Known as "cocooning,"
this controversial practice is being promoted by the American
Academy of Pediatrics (AAP) and government health officials as a
way of protecting babies from whooping cough by vaccinating
their parents and other adult caregivers. However, there is
little evidence to show that this works! In fact, research shows
that vaccinated individuals may still transmit the disease.
In an animal study, while acellular-pertussis-vaccinated baby
baboons did not develop serious clinical disease symptoms — such
as loss of appetite and cough — when they were exposed to the B.

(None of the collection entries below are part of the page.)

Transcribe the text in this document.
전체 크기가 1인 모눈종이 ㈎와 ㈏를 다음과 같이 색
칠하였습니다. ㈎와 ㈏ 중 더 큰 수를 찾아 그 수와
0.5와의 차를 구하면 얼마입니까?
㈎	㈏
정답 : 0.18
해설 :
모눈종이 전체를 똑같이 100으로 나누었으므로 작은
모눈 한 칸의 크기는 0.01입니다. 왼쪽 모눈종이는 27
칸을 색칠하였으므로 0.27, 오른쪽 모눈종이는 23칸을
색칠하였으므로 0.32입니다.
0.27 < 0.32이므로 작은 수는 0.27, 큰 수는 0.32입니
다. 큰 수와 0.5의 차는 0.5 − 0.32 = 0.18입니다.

pertussis bacteria, they still colonized B. pertussis in their
throats and were capable of transmitting the infection to
other baboons.15
In that same study, the baby baboons that received whole cell
DPT vaccine also were able to transmit pertussis infection to
other baboons without showing typical pertussis symptoms, but
were infectious for a shorter period of time that those which
had received acellular pertussis vaccine.
The study's lead author Tod Merkel also explained that when
exposed to B. pertussis after recently getting vaccinated, you
could be an asymptomatic carrier and infect others, saying:16"When
you're newly vaccinated, you are an asymptomatic carrier, which
is good for you, but not for the population."
The
Tdap shot is also recommended for pregnant women, even
though there is a lack of credible scientific evidence to
demonstrate safety and effectiveness.17
4. Tdap Booster Is Only Moderately Effective
Research has shown that the booster shot is only 53 percent
to 64 percent effective, which the researchers described as
"moderate."18
There is also concern that the mass use of existing pertussis
vaccines has already led to vaccine-resistant strains that are
still evolving and could become much more virulent.
The new mutation, which some researchers are calling "P3," is
a
strain that produces more pertussis toxin (PT). Another
reason why whooping cough cannot be entirely eradicated is the
fact that there's another Bordetella organism — parapertussis —
that can also cause whooping cough. The symptoms of B.
parapertussis, while often milder, can look exactly like B.
pertussis, but doctors rarely recognize or test for
parapertussis. And, there is NO vaccine for it.
Are There Risks to Receiving the DTaP Shot?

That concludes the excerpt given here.